王巧兒到沒有他們如此震驚,繼續道:“京城詩仙、救國大英雄、鎮北大營主帥……也是他。”

“啊……”

眾人聞言,驚詫不已,無不是倒吸一口涼氣。他們駭然的發現,原來麵前的年輕人,盡然是傳奇般的人物。

眾人看向李衛目光也變得肅然起敬,齊國傳奇戰將,大英雄、詩仙,諸多光壞基於一身。李大官人當真成了大齊國少女的夢中情人。就連一向高傲冷豔的王巧兒都不禁為他與四皇子解除了婚姻。

肖家的生意遍及黑白兩道,少不了衙門的關照,所以官府的這些人肖家都要時常打點一番,因此肖東升和鋪頭朱平都很熟悉,平時朱平見了他也是有說有笑的,剛見麵時卻擺著一副公事公辦的冷麵孔,陰沉得有些嚇人,肖東升不禁心裏打鼓。
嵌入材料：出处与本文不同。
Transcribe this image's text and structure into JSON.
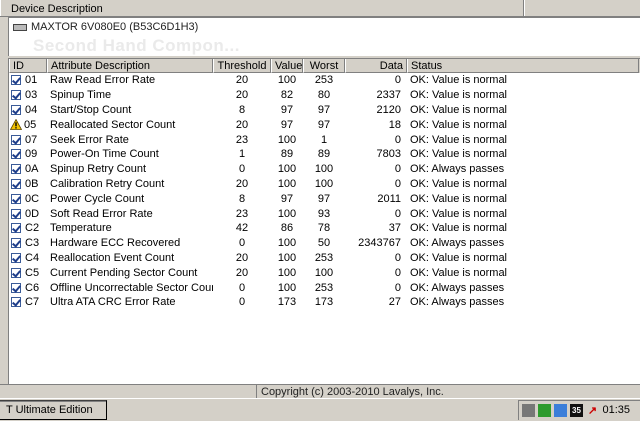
{
  "header": {
    "title": "Device Description"
  },
  "device": {
    "name": "MAXTOR 6V080E0 (B53C6D1H3)",
    "watermark": "Second Hand Compon..."
  },
  "table": {
    "columns": {
      "id": "ID",
      "attribute": "Attribute Description",
      "threshold": "Threshold",
      "value": "Value",
      "worst": "Worst",
      "data": "Data",
      "status": "Status"
    },
    "rows": [
      {
        "icon": "check",
        "id": "01",
        "attr": "Raw Read Error Rate",
        "threshold": "20",
        "value": "100",
        "worst": "253",
        "data": "0",
        "status": "OK: Value is normal"
      },
      {
        "icon": "check",
        "id": "03",
        "attr": "Spinup Time",
        "threshold": "20",
        "value": "82",
        "worst": "80",
        "data": "2337",
        "status": "OK: Value is normal"
      },
      {
        "icon": "check",
        "id": "04",
        "attr": "Start/Stop Count",
        "threshold": "8",
        "value": "97",
        "worst": "97",
        "data": "2120",
        "status": "OK: Value is normal"
      },
      {
        "icon": "warning",
        "id": "05",
        "attr": "Reallocated Sector Count",
        "threshold": "20",
        "value": "97",
        "worst": "97",
        "data": "18",
        "status": "OK: Value is normal"
      },
      {
        "icon": "check",
        "id": "07",
        "attr": "Seek Error Rate",
        "threshold": "23",
        "value": "100",
        "worst": "1",
        "data": "0",
        "status": "OK: Value is normal"
      },
      {
        "icon": "check",
        "id": "09",
        "attr": "Power-On Time Count",
        "threshold": "1",
        "value": "89",
        "worst": "89",
        "data": "7803",
        "status": "OK: Value is normal"
      },
      {
        "icon": "check",
        "id": "0A",
        "attr": "Spinup Retry Count",
        "threshold": "0",
        "value": "100",
        "worst": "100",
        "data": "0",
        "status": "OK: Always passes"
      },
      {
        "icon": "check",
        "id": "0B",
        "attr": "Calibration Retry Count",
        "threshold": "20",
        "value": "100",
        "worst": "100",
        "data": "0",
        "status": "OK: Value is normal"
      },
      {
        "icon": "check",
        "id": "0C",
        "attr": "Power Cycle Count",
        "threshold": "8",
        "value": "97",
        "worst": "97",
        "data": "2011",
        "status": "OK: Value is normal"
      },
      {
        "icon": "check",
        "id": "0D",
        "attr": "Soft Read Error Rate",
        "threshold": "23",
        "value": "100",
        "worst": "93",
        "data": "0",
        "status": "OK: Value is normal"
      },
      {
        "icon": "check",
        "id": "C2",
        "attr": "Temperature",
        "threshold": "42",
        "value": "86",
        "worst": "78",
        "data": "37",
        "status": "OK: Value is normal"
      },
      {
        "icon": "check",
        "id": "C3",
        "attr": "Hardware ECC Recovered",
        "threshold": "0",
        "value": "100",
        "worst": "50",
        "data": "2343767",
        "status": "OK: Always passes"
      },
      {
        "icon": "check",
        "id": "C4",
        "attr": "Reallocation Event Count",
        "threshold": "20",
        "value": "100",
        "worst": "253",
        "data": "0",
        "status": "OK: Value is normal"
      },
      {
        "icon": "check",
        "id": "C5",
        "attr": "Current Pending Sector Count",
        "threshold": "20",
        "value": "100",
        "worst": "100",
        "data": "0",
        "status": "OK: Value is normal"
      },
      {
        "icon": "check",
        "id": "C6",
        "attr": "Offline Uncorrectable Sector Count",
        "threshold": "0",
        "value": "100",
        "worst": "253",
        "data": "0",
        "status": "OK: Always passes"
      },
      {
        "icon": "check",
        "id": "C7",
        "attr": "Ultra ATA CRC Error Rate",
        "threshold": "0",
        "value": "173",
        "worst": "173",
        "data": "27",
        "status": "OK: Always passes"
      }
    ]
  },
  "statusbar": {
    "copyright": "Copyright (c) 2003-2010 Lavalys, Inc."
  },
  "taskbar": {
    "button": "T Ultimate Edition",
    "tray_badge": "35",
    "clock": "01:35"
  },
  "colors": {
    "background": "#d4d0c8",
    "check": "#1d3d8a",
    "warning": "#f2c200"
  }
}
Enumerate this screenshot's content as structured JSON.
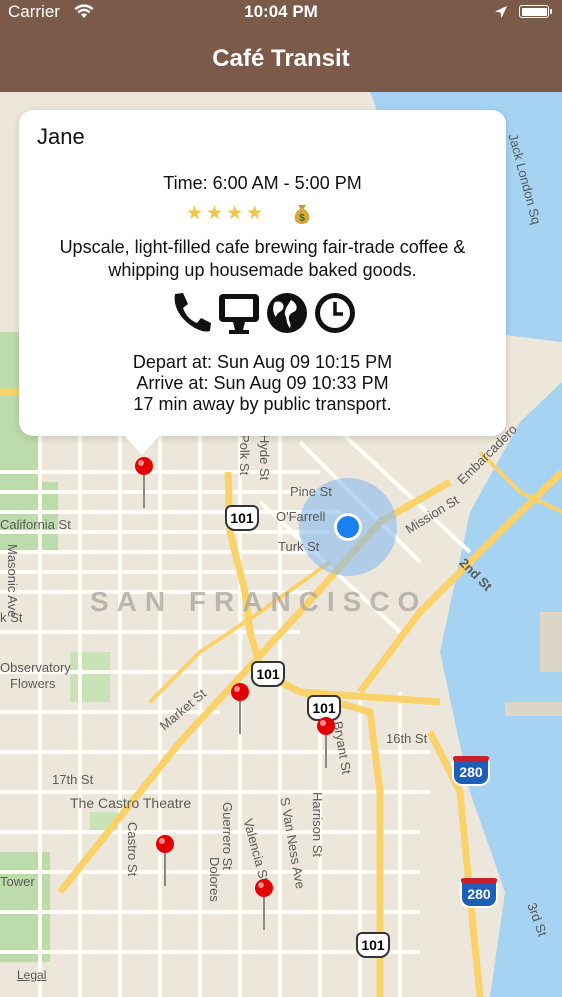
{
  "status_bar": {
    "carrier": "Carrier",
    "time": "10:04 PM"
  },
  "nav": {
    "title": "Café Transit"
  },
  "map": {
    "city_label": "SAN FRANCISCO",
    "legal": "Legal",
    "street_labels": {
      "pine": "Pine St",
      "ofarrell": "O'Farrell",
      "turk": "Turk St",
      "california": "California St",
      "masonic": "Masonic Ave",
      "market": "Market St",
      "17th": "17th St",
      "16th": "16th St",
      "castro": "Castro St",
      "guerrero": "Guerrero St",
      "valencia": "Valencia St",
      "dolores": "Dolores",
      "svanness": "S Van Ness Ave",
      "harrison": "Harrison St",
      "bryant": "Bryant St",
      "mission": "Mission St",
      "second": "2nd St",
      "third": "3rd St",
      "embarcadero": "Embarcadero",
      "polk": "Polk St",
      "hyde": "Hyde St",
      "castro_theatre": "The Castro Theatre",
      "observatory": "Observatory",
      "flowers": "Flowers",
      "tower": "Tower",
      "jack_london": "Jack London Sq",
      "k_st": "k St"
    },
    "shields": {
      "us101": "101",
      "i280": "280"
    }
  },
  "callout": {
    "name": "Jane",
    "hours": "Time: 6:00 AM - 5:00 PM",
    "rating_stars": 4,
    "rating_text": "★★★★",
    "price_icon": "money-bag-icon",
    "description": "Upscale, light-filled cafe brewing fair-trade coffee & whipping up housemade baked goods.",
    "amenity_icons": [
      "phone-icon",
      "computer-icon",
      "globe-icon",
      "clock-icon"
    ],
    "depart": "Depart at: Sun Aug 09 10:15 PM",
    "arrive": "Arrive at: Sun Aug 09 10:33 PM",
    "eta": "17 min away by public transport."
  },
  "colors": {
    "nav_bg": "#7b5a4a",
    "water": "#a6d3f2",
    "user_location": "#1a7ff0",
    "pin": "#e30000"
  }
}
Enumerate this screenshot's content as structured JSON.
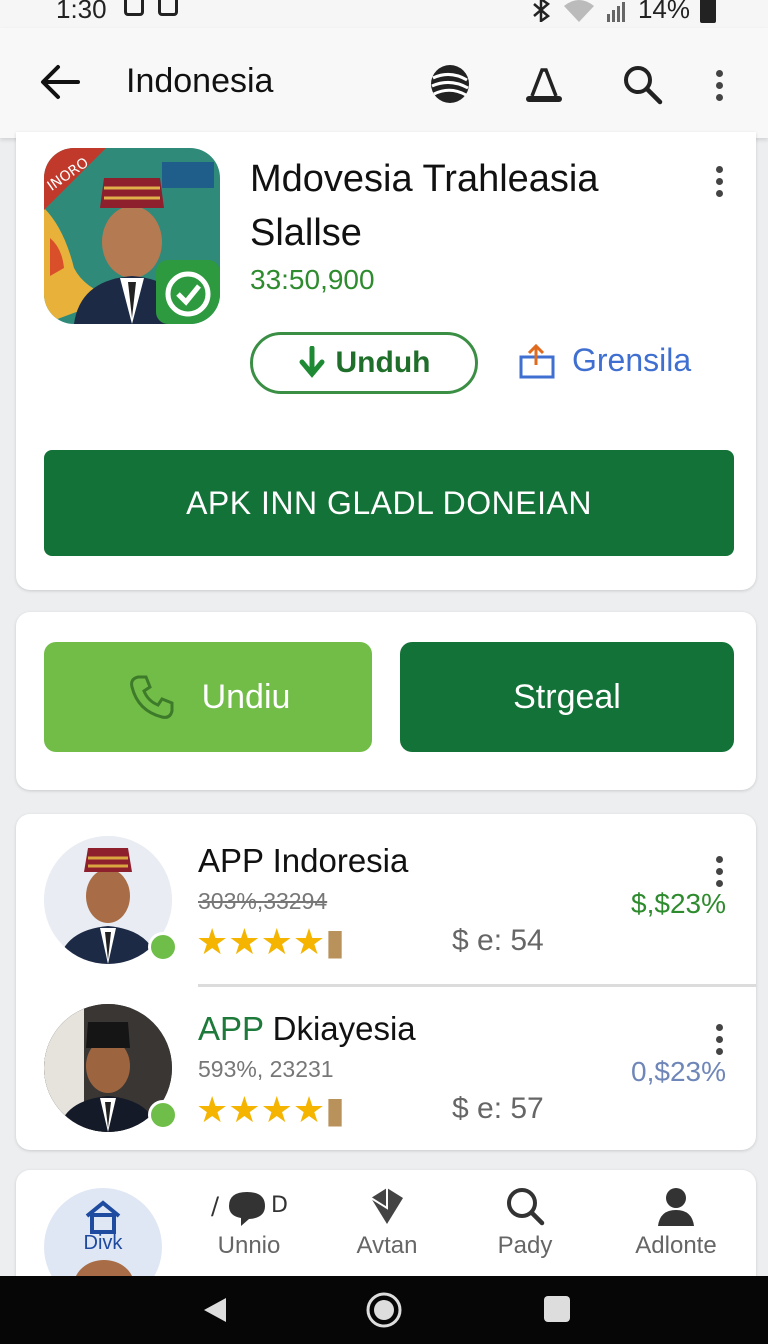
{
  "status_bar": {
    "time": "1:30",
    "battery": "14%"
  },
  "app_bar": {
    "title": "Indonesia"
  },
  "app": {
    "name": "Mdovesia Trahleasia Slallse",
    "count": "33:50,900",
    "download_label": "Unduh",
    "share_label": "Grensila",
    "apk_button": "APK INN GLADL DONEIAN",
    "icon_banner": "INORO"
  },
  "actions": {
    "primary": "Undiu",
    "secondary": "Strgeal"
  },
  "list": [
    {
      "name": "APP Indoresia",
      "sub": "303%,33294",
      "meta": "$ e: 54",
      "price": "$,$23%",
      "price_color": "#2e8b2e",
      "rating": 4
    },
    {
      "name_accent": "APP",
      "name_rest": " Dkiayesia",
      "sub": "593%, 23231",
      "meta": "$ e: 57",
      "price": "0,$23%",
      "price_color": "#6f86b8",
      "rating": 4
    }
  ],
  "bottom_nav": [
    {
      "label": "Divk",
      "icon": "home-icon"
    },
    {
      "label": "Unnio",
      "icon": "chat-icon"
    },
    {
      "label": "Avtan",
      "icon": "cube-icon"
    },
    {
      "label": "Pady",
      "icon": "search-icon"
    },
    {
      "label": "Adlonte",
      "icon": "person-icon"
    }
  ],
  "colors": {
    "primary": "#137237",
    "accent_light": "#72bd48",
    "link": "#3f6fd0"
  }
}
“李大人,不知來寒舍有何貴幹?”肖東升感到今天可能要出事,謙卑的問道。

“頭前帶路,裏邊說話。”

肖東升聽了,一顆心頓時放回了肚裏,看來並不是那件要命的大事發了,否則的話李大人早就下令拿人抄莊了,又豈會自蹈死地,進去和他說的勞什子閑話兒。

李衛走在前頭,肖東升靠近朱平道:“出了什麽事,都把他驚動了?”

朱平擺了擺手,快步跟上李衛。

肖東升暗罵朱平,是個喂不熟狼崽子,麵上卻不敢稍有不恭,他一麵暗暗打著手勢,示意府中家人撤去戒備,一麵親自引領兩位大人登堂入室,巡捕快手們進了莊院,自在前院候命。

李衛到了堂上傲然一坐,倒像他才是此間主人。

肖東升著人獻上香茗,小心翼翼地問道:“大人今日公幹,不知為何事而來?”

李衛官麵沉似水,冷笑一聲道:“肖東升,你家的生意做的不小啊,車行、船行、騾馬行、牙行、客棧、武館、糧鋪……,山東河北,河南江淮,肖字的旗號響亮的很呐。”

肖東升陪笑道:“這都是各位大人關照,我肖家做事也還勤勉,生意才紅火。”

“紅火?”李衛冷冷一笑道:“囤積糧草,哄抬物價,發國難財,這生意能不紅火嗎?”

“哎呀!大人,絕無此事,小民一向奉公守法,絕無此事啊……”肖東升連忙否認。

“絕無此事?那好,本官問你,朝廷征糧,你為何不交,你可知延誤軍機,該當何罪?是要的滅九族的。本官奉旨籌糧,你們肖家,是何態度?”李衛厲聲嗬斥道。

“大人,這……這從何說起。”肖東升大驚,倒退兩步,失聲道。

“本官看在巧兒姑娘的麵上,就不追究此事了,按說我與你們肖家,不久也將成為親戚。偶有小過也不追究……”李衛語氣一變,看向肖東升道。

肖東升趕緊道:“是,大人關愛肖家,我肖家上下一向是感銘於心的。就是不知……”他試想問李衛看上了肖家那個姑娘。但轉念一想,還是沒有說出口。按說肖家家大業大,家丁興旺,尚未出閣的妙齡少女就有十多人。

李衛笑了笑,對肖東升使了一下眼色,又瞟了王巧兒一眼。

這時,屋中之人,皆將目光投向王巧兒。

王巧兒見狀,輕噬下唇,怨恨的瞪了李衛一眼,一跺腳,轉身拂袖而去。